Carlsbad City Council begins process to allow gun ranges

Carlsbad City Council begins process to allow gun ranges
Lisa Gunther, owner of Gunther Guns in Carlsbad, at a Planning Commission meeting earlier this year, continues to seek a permit to open and operate a shooting range. File photo by Ellen Wright

CARLSBAD — The City Council is looking into allowing indoor shooting ranges in industrial zones and officially started the process at a meeting Tuesday night.

The council unanimously approved initiating an amendment to the zoning ordinances, which City Planner Don Neu said, could take up to six months.

The move came after a controversial decision in May denied Lisa Gunther, owner of Gunther Guns, a Conditional Use Permit to operate a shooting range.

Neu denied the permit because shooting ranges aren’t expressly listed in the city’s regulations, which he interpreted as meaning they were not allowed.

Gunther appealed his denial of the permit to the Planning Commission, which had a tie vote.

The tie vote upheld Neu’s decision, which then went in front of council, which voted to uphold Neu’s decision.

After the meeting in May, the council directed staff to look into changing the ordinances to eventually allow a range in the industrial zones.

Gunther asked the council to speed up the process.

“We realize in the overall schemes of projects in Carlsbad that this may seem to be a rather small issue in the city but as a small business, it’s a big issue for us,” said Gunther.

Mayor Matt Hall agreed and asked staff to speed up the process.

“To me, I would like to see this done much sooner than later,” Hall said.

Neu said it takes time because staff must first draft the amendment and then it needs to undergo a California Environmental Quality Act review, which takes 30 days.

Then, the amendment must go in front of the Planning Commission, which requires a notification process.

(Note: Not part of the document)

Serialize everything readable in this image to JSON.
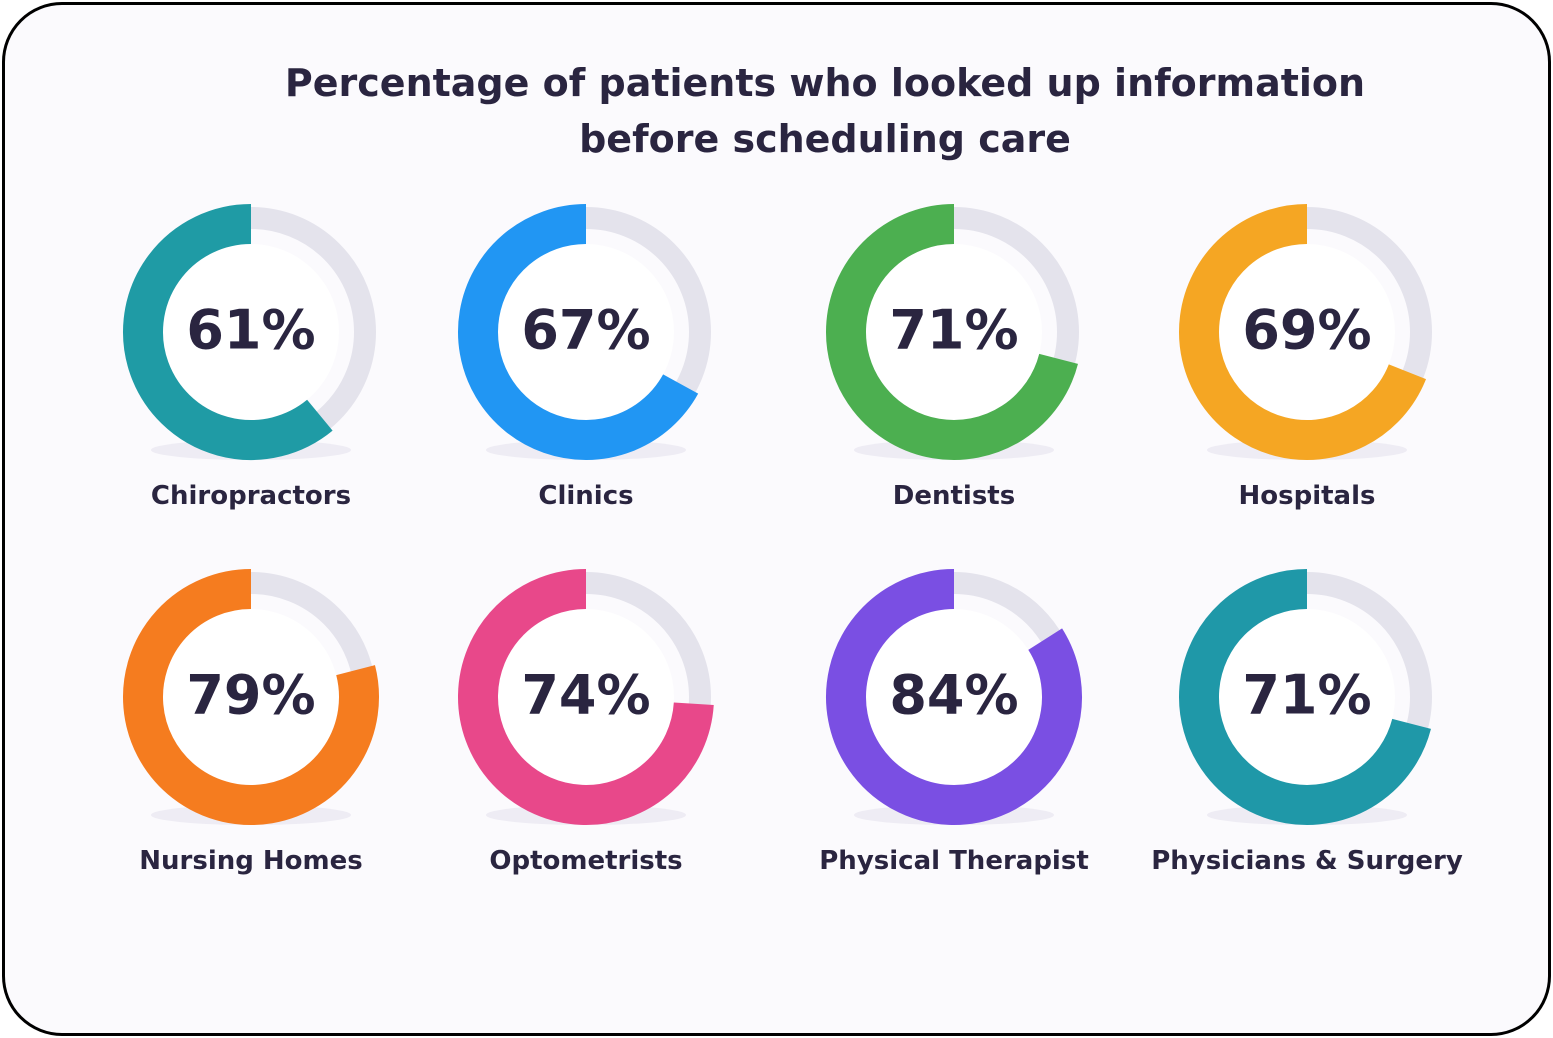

One way Neu said staff could speed up the process is by not allowing ranges in the coastal zone because then the amendment change would be required to undergo review from the California Coastal Commission.

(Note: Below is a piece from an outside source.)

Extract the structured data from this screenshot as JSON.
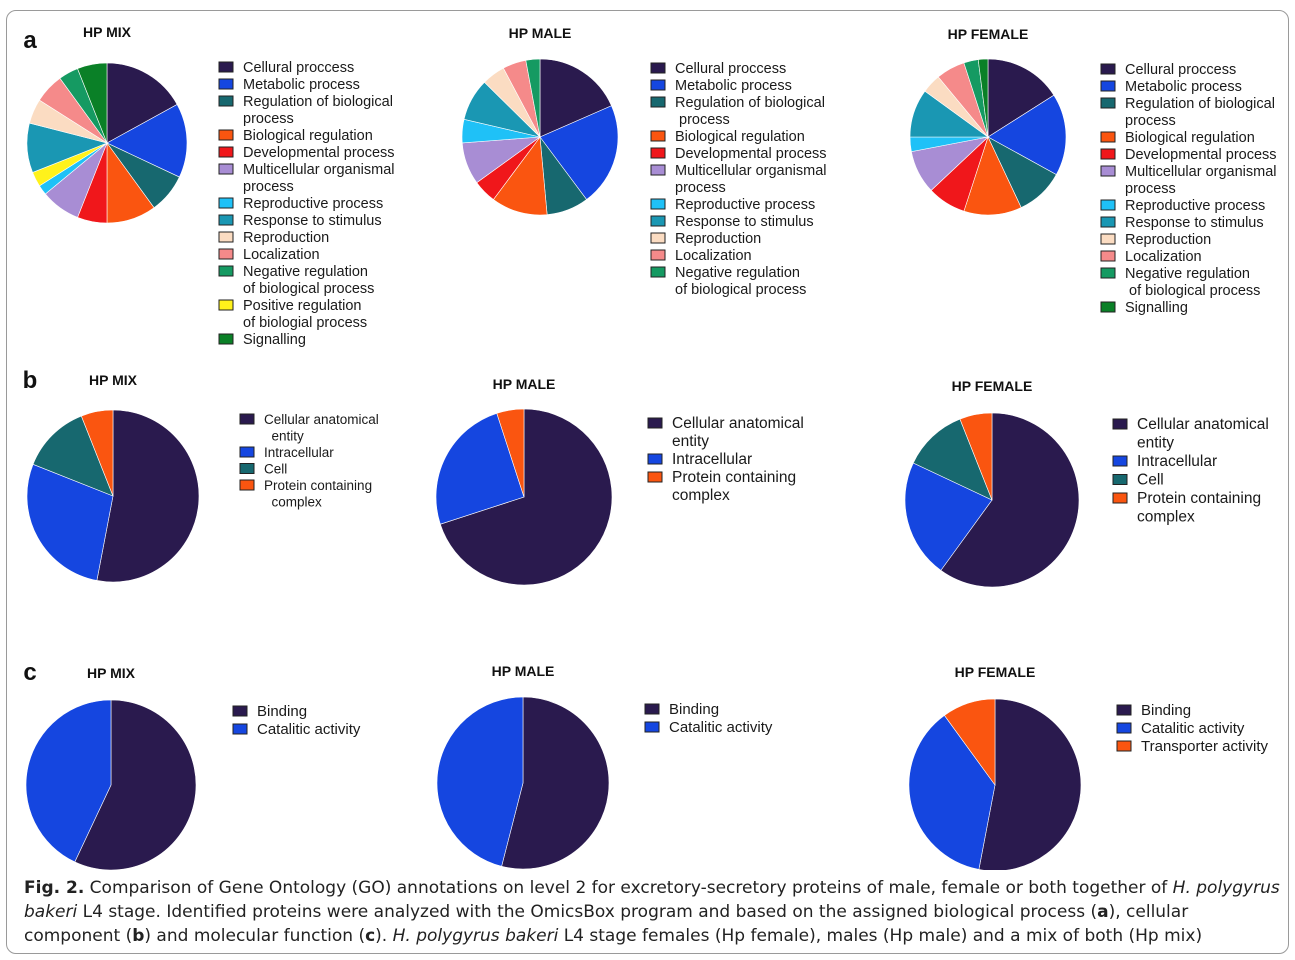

The council thanked staff and clarified that the reason the gun range was denied wasn’t a Second Amendment issue.

“It’s clearly not a Second Amendment issue, it’s a land use issue. This is a use we haven’t contemplated in the city and one of the things that makes Carlsbad such a great place to live is that it has been well thought out, the location and placement of residential and commercial uses,” said Councilmember Michael Schumacher.

If shooting ranges are approved in the industrial zone in the city, which is surrounding Palomar Airport Road, companies would still need to apply and get approval for a conditional use permit.